Ce qui s'est passé et pourquoi c'est important
Le Centre de lutte contre la désinformation (ЦПД) a constaté une nouvelle attaque informationnelle à l'occasion des XXV Jeux olympiques d'hiver en Italie. Des médias russes ont diffusé un reportage falsifié présenté comme un contenu de la chaîne canadienne CBC. Des images trafiquées et une voix synthétique ont créé l'illusion selon laquelle des athlètes ukrainiens auraient été spécialement relogés en raison de leur « comportement inapproprié » — des affirmations qui ne sont nullement évoquées dans le reportage original de la CBC.
Mécanique du canular
Selon le ЦПД, les propagandistes ont utilisé un extrait vidéo réel de la CBC, remplacé une partie de la séquence et superposé une voix générée artificiellement imitant une journaliste. Cette combinaison — éléments visuels authentiques + accompagnement vocal crédible — rend le faux plus convaincant auprès d'un large public.

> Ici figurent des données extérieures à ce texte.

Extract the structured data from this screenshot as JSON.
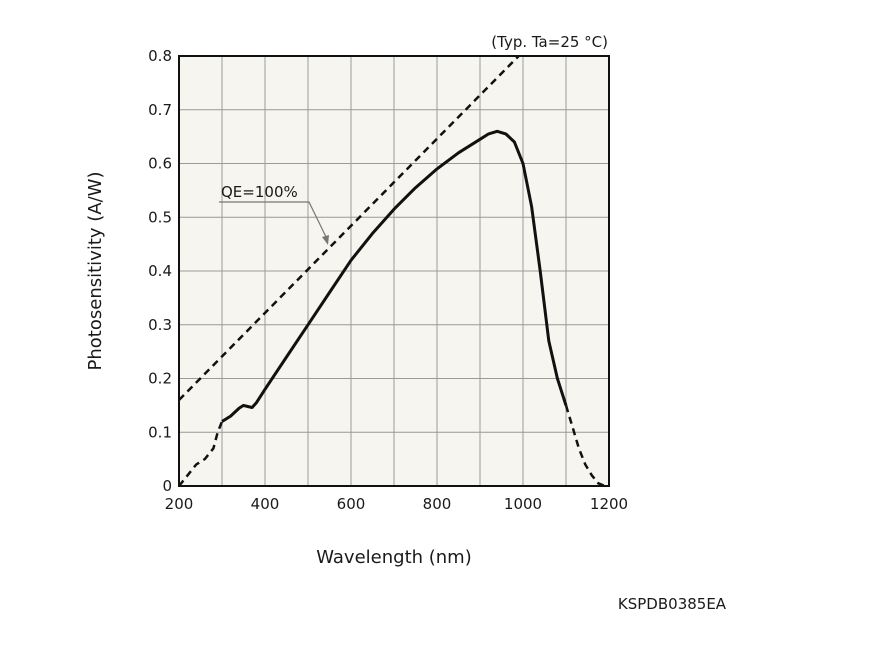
{
  "chart_data": {
    "type": "line",
    "condition": "(Typ. Ta=25 °C)",
    "xlabel": "Wavelength (nm)",
    "ylabel": "Photosensitivity (A/W)",
    "xlim": [
      200,
      1200
    ],
    "ylim": [
      0,
      0.8
    ],
    "x_ticks": [
      "200",
      "400",
      "600",
      "800",
      "1000",
      "1200"
    ],
    "y_ticks": [
      "0",
      "0.1",
      "0.2",
      "0.3",
      "0.4",
      "0.5",
      "0.6",
      "0.7",
      "0.8"
    ],
    "grid": true,
    "series": [
      {
        "style": "solid",
        "x": [
          300,
          320,
          340,
          350,
          360,
          370,
          380,
          400,
          450,
          500,
          550,
          600,
          650,
          700,
          750,
          800,
          850,
          900,
          920,
          940,
          960,
          980,
          1000,
          1020,
          1040,
          1060,
          1080,
          1100
        ],
        "y": [
          0.12,
          0.13,
          0.145,
          0.15,
          0.148,
          0.146,
          0.155,
          0.18,
          0.24,
          0.3,
          0.36,
          0.42,
          0.47,
          0.515,
          0.555,
          0.59,
          0.62,
          0.645,
          0.655,
          0.66,
          0.655,
          0.64,
          0.6,
          0.52,
          0.4,
          0.27,
          0.2,
          0.15
        ]
      },
      {
        "style": "dashed",
        "x": [
          200,
          220,
          240,
          260,
          280,
          290,
          300
        ],
        "y": [
          0.0,
          0.02,
          0.04,
          0.05,
          0.07,
          0.1,
          0.12
        ]
      },
      {
        "style": "dashed",
        "x": [
          1100,
          1115,
          1130,
          1145,
          1160,
          1175,
          1190
        ],
        "y": [
          0.15,
          0.11,
          0.07,
          0.04,
          0.02,
          0.005,
          0.0
        ]
      },
      {
        "name": "QE=100%",
        "style": "dashed",
        "x": [
          200,
          990
        ],
        "y": [
          0.16,
          0.8
        ]
      }
    ],
    "annotations": [
      {
        "text": "QE=100%"
      }
    ],
    "footer": "KSPDB0385EA"
  }
}
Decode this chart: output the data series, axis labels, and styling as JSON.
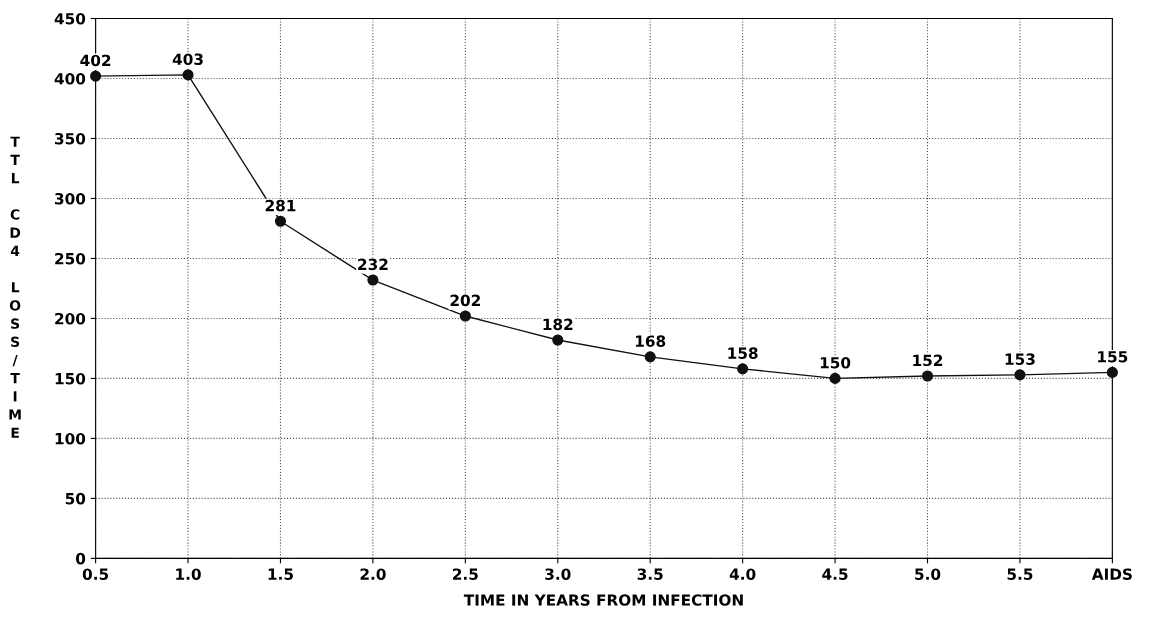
{
  "chart_data": {
    "type": "line",
    "xlabel": "TIME IN YEARS FROM INFECTION",
    "ylabel": "TTL CD4 LOSS/TIME",
    "categories": [
      "0.5",
      "1.0",
      "1.5",
      "2.0",
      "2.5",
      "3.0",
      "3.5",
      "4.0",
      "4.5",
      "5.0",
      "5.5",
      "AIDS"
    ],
    "series": [
      {
        "color": "#111111",
        "values": [
          402,
          403,
          281,
          232,
          202,
          182,
          168,
          158,
          150,
          152,
          153,
          155
        ]
      }
    ],
    "ylim": [
      0,
      450
    ],
    "yticks": [
      0,
      50,
      100,
      150,
      200,
      250,
      300,
      350,
      400,
      450
    ],
    "grid": true,
    "marker": "circle",
    "line_style": "solid",
    "data_labels": true
  }
}
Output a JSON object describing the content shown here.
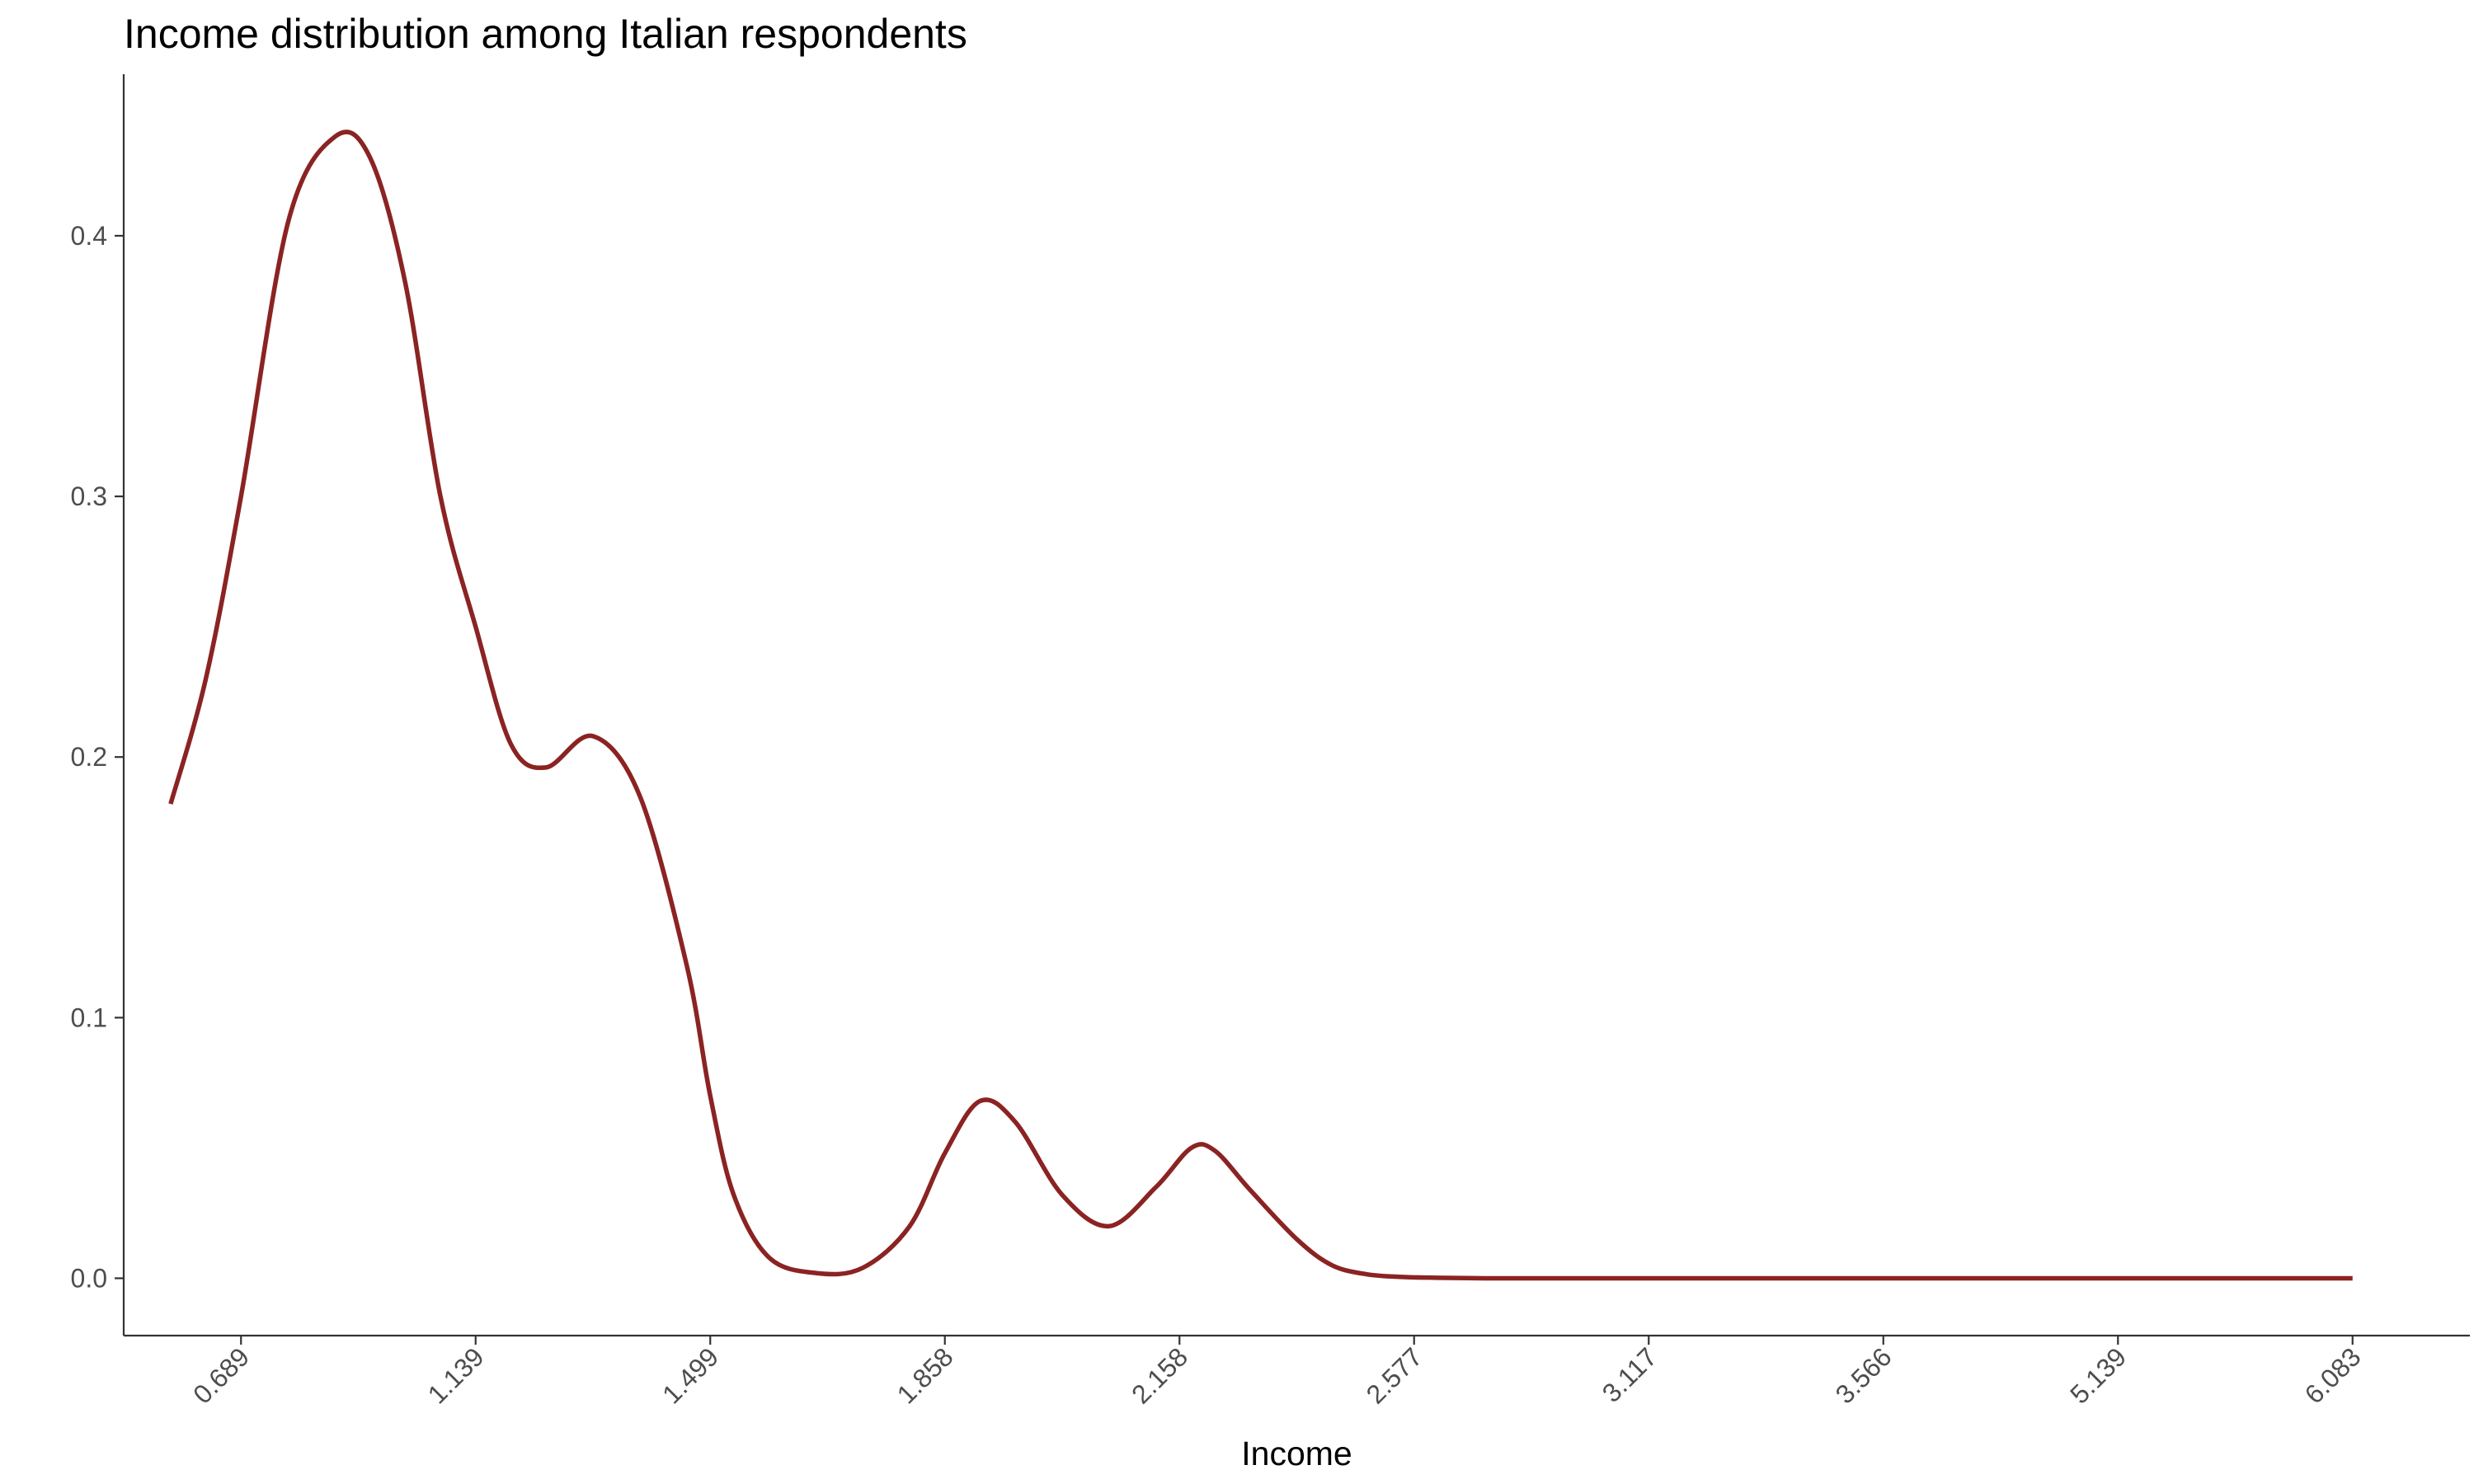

« Ce reportage est une falsification. Dans le matériel original de la CBC, la journaliste ne mentionne ni l'Ukraine ni des athlètes ukrainiens »
— Centre de lutte contre la désinformation
Pourquoi ils agissent ainsi
Les Jeux olympiques sont un événement qui attire une attention médiatique et publique accrue ; toute désinformation a donc un fort potentiel de diffusion rapide. Selon des experts en lutte contre la désinformation, l'objectif de telles opérations est de saper le soutien international à l'Ukraine en discréditant ses citoyens et ses sportifs dans l'espace médiatique international. L'utilisation d'une marque extérieure (CBC) et de technologies (voix générée par l'IA) confère au faux une légitimité visuelle et vocale.
« De telles falsifications travaillent sur la réputation : lorsqu'une source semble familière, les gens vérifient moins l'information »
— expert en lutte contre la désinformation (anonyme pour des raisons de sécurité)
Faits concernant les performances des athlètes ukrainiens
Tandis que les manipulations politiques se propagent en ligne, nos sportifs poursuivent leurs compétitions sur les pistes et les tremplins : Annamari Dancha n'a pas atteint les huitièmes de finale en snowboard, Anastasia Shepilenko a pris la 32e place en ski alpin, et l'équipe de biathlon a terminé 8e dans le relais mixte. Ces résultats sont des faits secs qui ne nécessitent pas de conjectures et sont plus importants que les provocations informationnelles.
Que faire ensuite
Ce cas rappelle au public et aux partenaires l'importance de vérifier les sources, de ne pas partager de contenus sans vérification et de soutenir le travail des vérificateurs de faits. Pour l'État et les organisations sportives, c'est un signal pour renforcer la communication et l'hygiène numérique lors d'événements de grande ampleur. Les outils techniques (vérification des vidéos, analyses audio) et les démarches diplomatiques à l'encontre des diffuseurs sont des priorités en réponse.
Conclusion
Ce faux fait partie d'une campagne systémique de discrédit. Il ne change pas les résultats réels des athlètes, mais peut influencer la perception de l'Ukraine à l'étranger. La question n'est pas de savoir si nous pourrons démentir une vidéo isolée — il s'agit d'un travail systémique de nos partenaires et de l'écosystème médiatique pour que de telles manipulations ne deviennent pas des sources de confiance pour le public international.